Measures Of Engagement

Another consequence of newer media that allow people to see what they want when they want it is some erosion in the value of simple exposure as the metric upon which media time is bought and sold. DVRs and other on-demand technologies make it relatively simple for audiences to avoid commercials. Increasingly, advertisers are demanding some measure of the extent to which audiences are involved or engaged with the media they consume. The general theory is that engaged audience members will be less inclined to look away, more receptive to advertising, and better able to recall brand messages.

“Qualitative” ratings are nothing new. In some countries with strong traditions of public service broadcasting, finding out how much people like or learn from programming is an ongoing practice. Historically, in the more commercially oriented US, qualitative ratings have foundered. Current definitions of engagement include various affects, attentiveness, recall, intentions, and behaviors. For these factors to constitute an ongoing system of ratings, the industry must reach some consensus on the definition of engagement, valid measures of the construct, and whether the value of such supplemental ratings ultimately justifies the cost.

Ratings Quality

Ratings are subject to various sources of error, including sampling, response, nonresponse, and processing error. The first three are familiar to survey researchers. The last speaks to the fact that ratings are a complex product manufactured from various inputs, including different measures of behavior as well as program and advertising information. All such forms of error have relatively objective meanings and can generally be ameliorated with the application of sufficient resources.

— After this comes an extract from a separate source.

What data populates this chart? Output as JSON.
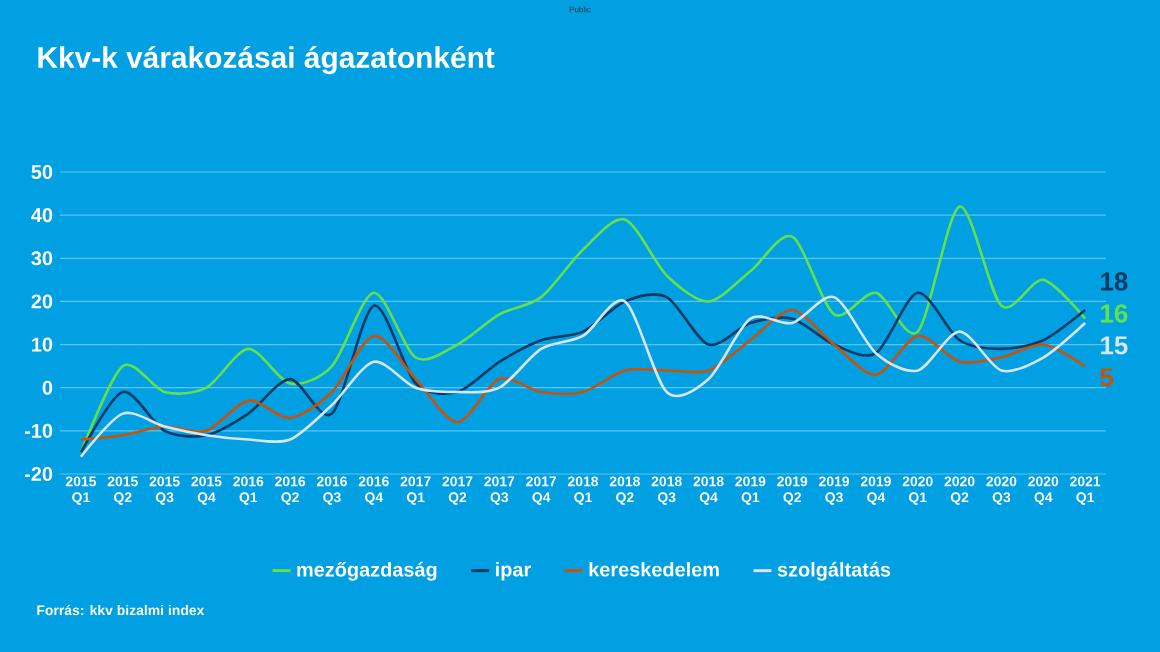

However, there are more subjective criteria that affect the quality of ratings data. Take, for example, something as fundamental as the definition of exposure to television. Should the audience for a program include those who watched the show in real time as well as those who recorded it? If the latter, does their inclusion depend upon how quickly they replayed the program? Is a delay of a few minutes, or hours, or days acceptable? There are no objectively right answers, but the resolution can have profound consequences for different ratings consumers. As a consequence, ratings are inevitably the product of an ongoing process of negotiation among different industry and government players, often with competing interests. That very tension is probably the best guarantee that ratings maintain a reasonable degree of quality.

References:

Ang, I. (1991). Desperately seeking the audience. London: Routledge.
Beville, H. (1988). Audience ratings: Radio, television, and cable, rev. edn. Hillsdale, NJ: Lawrence Erlbaum.
Ettema, J. S., & Whitney, D. C. (1994). Audiencemaking: How the media create the audience. Thousand Oaks, CA: Sage.
Napoli, P. M. (2003). Audience economics: Media institutions and the audience marketplace. New York: Columbia University Press.
Webster, J. G., & Phalen, P. F. (1997). The mass audience: Rediscovering the dominant model. Mahwah, NJ: Lawrence Erlbaum.
Webster, J. G., Phalen, P. F., & Lichty, L. W. (2006). Ratings analysis: The theory and practice of audience research, 3rd edn. Mahwah, NJ: Lawrence Erlbaum.